Упорствуя в отречении, осуществленном двадцатилетием ранее, Россия окончательно погубит себя. Она окажется не только страной, в которой 100 миллионов граждан являются лишними людьми. Она окажется фундаментально лишней страной. Страной, которой нет места в новой миропроектной конфигурации. Той конфигурации, которая неминуемо возникнет, если России не отречется от отречения.
Глава 3. Новая конфигурация – и Россия
Азия не хочет отказываться от Модерна. Она понимает, что использование этого чуждого ей, но очень удобного для нее средства передвижения породит всемирно-историческую победу Азии. После которой можно будет и отказаться от чужого средства передвижения.
Запад вообще и США прежде всего – не могут согласиться на что-либо подобное. Запад понимает, что избежать азиатского триумфа можно двумя способами.
Простой способ предполагает буквальное уничтожение Азии. Коль скоро Запад решится на это, ему придется не только разрушить производительные силы крупнейших восходящих государств Азии. Ему придется еще и истребить большую часть населения таких государств. То есть никак не менее миллиарда человек. А на самом деле гораздо больше.
Нельзя сказать, что Запад к этому не готов. Запад готов любыми средствами бороться против триумфа Азии. И все же простой способ сопряжен с серьезнейшими издержками.
Запад понимает, что уничтожить Азию, не уничтожив самого себя, очень трудно. И потому делает ставку на сложный способ избегания азиатского триумфа. Приберегая простой способ на крайний случай. Каков же этот сложный способ?
Сложный способ предполагает изменение миропроектной конфигурации.
Проект «Модерн» перестает быть магистральным для человечества. В игру вводится, прежде всего, проект «Контрмодерн». Для начала запускается его так называемая исламистская версия (еще раз настоятельно просим не путать ее с исламом). Одновременно в игру вводится и проект «Постмодерн».
Сутью Контрмодерна является сознательный отказ от развития вообще.
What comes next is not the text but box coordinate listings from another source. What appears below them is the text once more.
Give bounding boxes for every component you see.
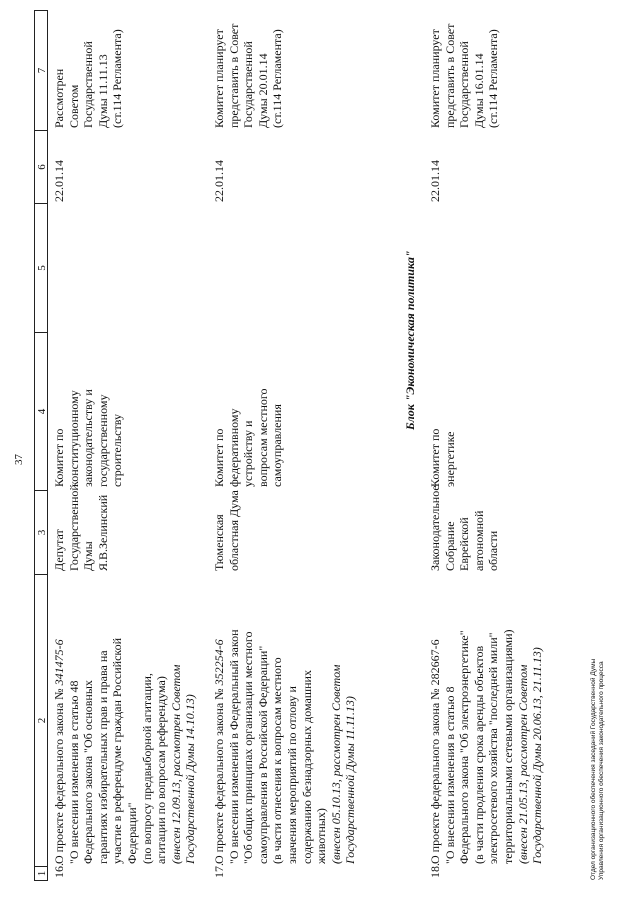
row-number: 17. — [212, 863, 226, 878]
bill-description: О проекте федерального закона № 282667-6… — [428, 574, 545, 864]
date: 22.01.14 — [428, 160, 442, 202]
header-col-2: 2 — [34, 575, 48, 867]
initiator: Депутат Государственной Думы Я.В.Зелинск… — [52, 484, 110, 571]
bill-intro: О проекте федерального закона № — [52, 685, 66, 864]
committee: Комитет по конституционному законодатель… — [52, 389, 125, 487]
bill-body: "О внесении изменения в статью 48 Федера… — [66, 637, 169, 864]
header-col-4: 4 — [34, 333, 48, 491]
page-number: 37 — [13, 454, 25, 465]
bill-intro: О проекте федерального закона № — [428, 685, 442, 864]
bill-description: О проекте федерального закона № 341475-6… — [52, 574, 198, 864]
bill-body: "О внесении изменений в Федеральный зако… — [226, 629, 329, 864]
row-number: 18. — [428, 863, 442, 878]
header-col-3: 3 — [34, 491, 48, 575]
date: 22.01.14 — [212, 160, 226, 202]
date: 22.01.14 — [52, 160, 66, 202]
status: Комитет планирует представить в Совет Го… — [428, 23, 501, 128]
initiator: Законодательное Собрание Еврейской автон… — [428, 485, 501, 571]
footer: Отдел организационного обеспечения засед… — [590, 658, 605, 880]
committee: Комитет по энергетике — [428, 428, 457, 487]
bill-number: 341475-6 — [52, 639, 66, 686]
status: Рассмотрен Советом Государственной Думы … — [52, 29, 125, 128]
bill-number: 282667-6 — [428, 639, 442, 686]
header-col-6: 6 — [34, 131, 48, 204]
header-col-7: 7 — [34, 10, 48, 131]
bill-note: (внесен 12.09.13, рассмотрен Советом Гос… — [168, 664, 198, 864]
bill-note: (внесен 21.05.13, рассмотрен Советом Гос… — [515, 647, 545, 864]
bill-body: "О внесении изменения в статью 8 Федерал… — [442, 629, 515, 864]
row-number: 16. — [52, 863, 66, 878]
bill-note: (внесен 05.10.13, рассмотрен Советом Гос… — [328, 664, 358, 864]
header-col-5: 5 — [34, 204, 48, 333]
bill-number: 352254-6 — [212, 639, 226, 686]
bill-description: О проекте федерального закона № 352254-6… — [212, 574, 358, 864]
header-col-1: 1 — [34, 867, 48, 881]
block-heading: Блок "Экономическая политика" — [403, 250, 417, 430]
committee: Комитет по федеративному устройству и во… — [212, 388, 285, 487]
status: Комитет планирует представить в Совет Го… — [212, 23, 285, 128]
initiator: Тюменская областная Дума — [212, 490, 241, 571]
bill-intro: О проекте федерального закона № — [212, 685, 226, 864]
Даже от функционального технического развития. Идеалом объявляется Новое Средневековье. Возвращение к Премодерну? Никоим образом.
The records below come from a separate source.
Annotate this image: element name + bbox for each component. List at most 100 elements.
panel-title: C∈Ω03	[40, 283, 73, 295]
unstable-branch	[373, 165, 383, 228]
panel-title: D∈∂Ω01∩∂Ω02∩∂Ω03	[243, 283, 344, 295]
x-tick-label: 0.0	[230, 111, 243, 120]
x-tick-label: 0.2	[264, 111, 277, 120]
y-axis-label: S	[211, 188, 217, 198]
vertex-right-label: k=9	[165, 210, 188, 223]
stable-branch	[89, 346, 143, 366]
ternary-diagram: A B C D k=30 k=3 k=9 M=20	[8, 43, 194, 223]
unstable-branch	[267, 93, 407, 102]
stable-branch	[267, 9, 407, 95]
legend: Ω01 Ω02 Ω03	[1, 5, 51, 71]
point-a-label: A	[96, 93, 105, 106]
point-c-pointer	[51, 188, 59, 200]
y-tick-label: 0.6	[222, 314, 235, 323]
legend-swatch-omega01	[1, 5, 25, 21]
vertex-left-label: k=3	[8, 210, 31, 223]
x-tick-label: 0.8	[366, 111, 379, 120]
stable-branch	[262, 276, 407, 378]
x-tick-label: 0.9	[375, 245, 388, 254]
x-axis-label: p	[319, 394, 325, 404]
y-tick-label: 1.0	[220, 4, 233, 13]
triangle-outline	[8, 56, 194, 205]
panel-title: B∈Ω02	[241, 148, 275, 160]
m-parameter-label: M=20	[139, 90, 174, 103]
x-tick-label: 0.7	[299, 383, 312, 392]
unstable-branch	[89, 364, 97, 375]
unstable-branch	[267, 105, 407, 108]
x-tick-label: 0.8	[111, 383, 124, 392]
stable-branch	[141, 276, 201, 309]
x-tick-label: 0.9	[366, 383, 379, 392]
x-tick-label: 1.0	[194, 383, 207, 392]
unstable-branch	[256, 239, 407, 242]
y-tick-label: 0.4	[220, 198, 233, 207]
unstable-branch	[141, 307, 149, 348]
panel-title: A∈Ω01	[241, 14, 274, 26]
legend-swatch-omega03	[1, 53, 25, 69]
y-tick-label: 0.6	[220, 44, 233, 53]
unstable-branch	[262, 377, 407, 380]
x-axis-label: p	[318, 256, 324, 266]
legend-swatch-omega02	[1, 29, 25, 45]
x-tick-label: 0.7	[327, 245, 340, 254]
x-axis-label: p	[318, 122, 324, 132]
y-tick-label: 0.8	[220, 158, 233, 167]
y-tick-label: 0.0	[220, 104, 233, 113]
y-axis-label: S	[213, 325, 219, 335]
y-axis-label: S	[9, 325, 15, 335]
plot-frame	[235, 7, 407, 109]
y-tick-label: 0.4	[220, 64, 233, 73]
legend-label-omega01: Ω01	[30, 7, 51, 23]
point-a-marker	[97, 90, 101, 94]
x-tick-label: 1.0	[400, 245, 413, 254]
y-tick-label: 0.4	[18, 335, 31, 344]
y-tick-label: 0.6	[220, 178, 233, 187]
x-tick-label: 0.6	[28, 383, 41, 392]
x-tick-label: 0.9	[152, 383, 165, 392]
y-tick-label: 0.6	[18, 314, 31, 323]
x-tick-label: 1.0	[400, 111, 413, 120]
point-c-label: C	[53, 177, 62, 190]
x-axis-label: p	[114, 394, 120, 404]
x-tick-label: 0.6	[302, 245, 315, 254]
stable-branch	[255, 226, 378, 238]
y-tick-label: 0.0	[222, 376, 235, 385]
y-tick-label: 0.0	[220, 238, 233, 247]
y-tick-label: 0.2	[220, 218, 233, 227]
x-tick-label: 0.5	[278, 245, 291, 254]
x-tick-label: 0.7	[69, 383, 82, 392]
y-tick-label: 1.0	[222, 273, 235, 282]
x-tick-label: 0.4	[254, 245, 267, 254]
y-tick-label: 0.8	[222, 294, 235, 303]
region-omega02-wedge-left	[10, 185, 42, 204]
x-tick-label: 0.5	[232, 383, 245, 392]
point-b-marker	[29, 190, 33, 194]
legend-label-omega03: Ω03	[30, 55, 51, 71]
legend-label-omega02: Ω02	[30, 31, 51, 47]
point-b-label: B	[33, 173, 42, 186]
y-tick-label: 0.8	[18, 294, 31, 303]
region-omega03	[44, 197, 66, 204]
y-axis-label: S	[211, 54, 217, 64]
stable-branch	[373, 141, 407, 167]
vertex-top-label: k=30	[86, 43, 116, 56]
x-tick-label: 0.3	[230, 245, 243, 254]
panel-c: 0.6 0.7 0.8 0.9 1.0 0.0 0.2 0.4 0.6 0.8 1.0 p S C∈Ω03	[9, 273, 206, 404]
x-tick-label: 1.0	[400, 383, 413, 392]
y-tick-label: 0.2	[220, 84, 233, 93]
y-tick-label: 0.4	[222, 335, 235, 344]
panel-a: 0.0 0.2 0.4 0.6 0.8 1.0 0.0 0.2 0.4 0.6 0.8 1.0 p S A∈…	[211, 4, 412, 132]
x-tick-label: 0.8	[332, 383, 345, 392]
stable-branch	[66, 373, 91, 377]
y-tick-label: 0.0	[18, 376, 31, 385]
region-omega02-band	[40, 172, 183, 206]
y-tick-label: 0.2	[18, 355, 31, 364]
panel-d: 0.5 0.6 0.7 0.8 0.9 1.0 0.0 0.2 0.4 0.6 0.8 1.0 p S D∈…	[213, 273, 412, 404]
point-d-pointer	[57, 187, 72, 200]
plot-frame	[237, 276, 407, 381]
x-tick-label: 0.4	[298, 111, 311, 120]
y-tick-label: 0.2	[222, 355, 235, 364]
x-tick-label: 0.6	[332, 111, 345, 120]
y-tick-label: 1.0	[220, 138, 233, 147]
В Премодерне существовало все то, что здесь должно быть отменено. Все то, что позволило создать Модерн. Прежде всего, своя (небуржуазная, но очень накаленная) воля к прогрессу и гуманизму. Эта воля взращивалась премодернистским Западом в лоне определенных и определенным образом эволюционирующих религиозных идей. Именно логика подобной эволюции и привела к светской метафизике Модерна. Метафизике прогресса и гуманизма.
Контрмодерн все это отрицает. Он изымает из Средневековья его потенциал развития и человеколюбия. Утвердить нечто подобное можно только одним способом – побудив определенные сообщества к регрессу.
Советская «перестройка», а также начавшаяся сейчас российская «перестройка-2» – это и есть такие побуждения к регрессу. Хотел ли «Трест ДК» строить в России капитализм или же он имел гораздо более далеко идущие мрачные планы… В любом случае то, что «Трест ДК» совершил, породило регресс и не могло не породить его.
Изменение миропроектной конфигурации предполагает осуществление подобной же побудительной регрессивности в гораздо большем объеме. Недаром президент США Барак Обама назвал «Арабскую весну» (то есть побуждение исламского мира к регрессу и архаизации) вторым падением Берлинской стены. Первое падение Берлинской стены знаменовало собой регресс на территории Северной Евразии. Второе падение Берлинской стены знаменует собой регресс на территории огромного, сопряженного с нами региона, где протекают опаснейшие процессы.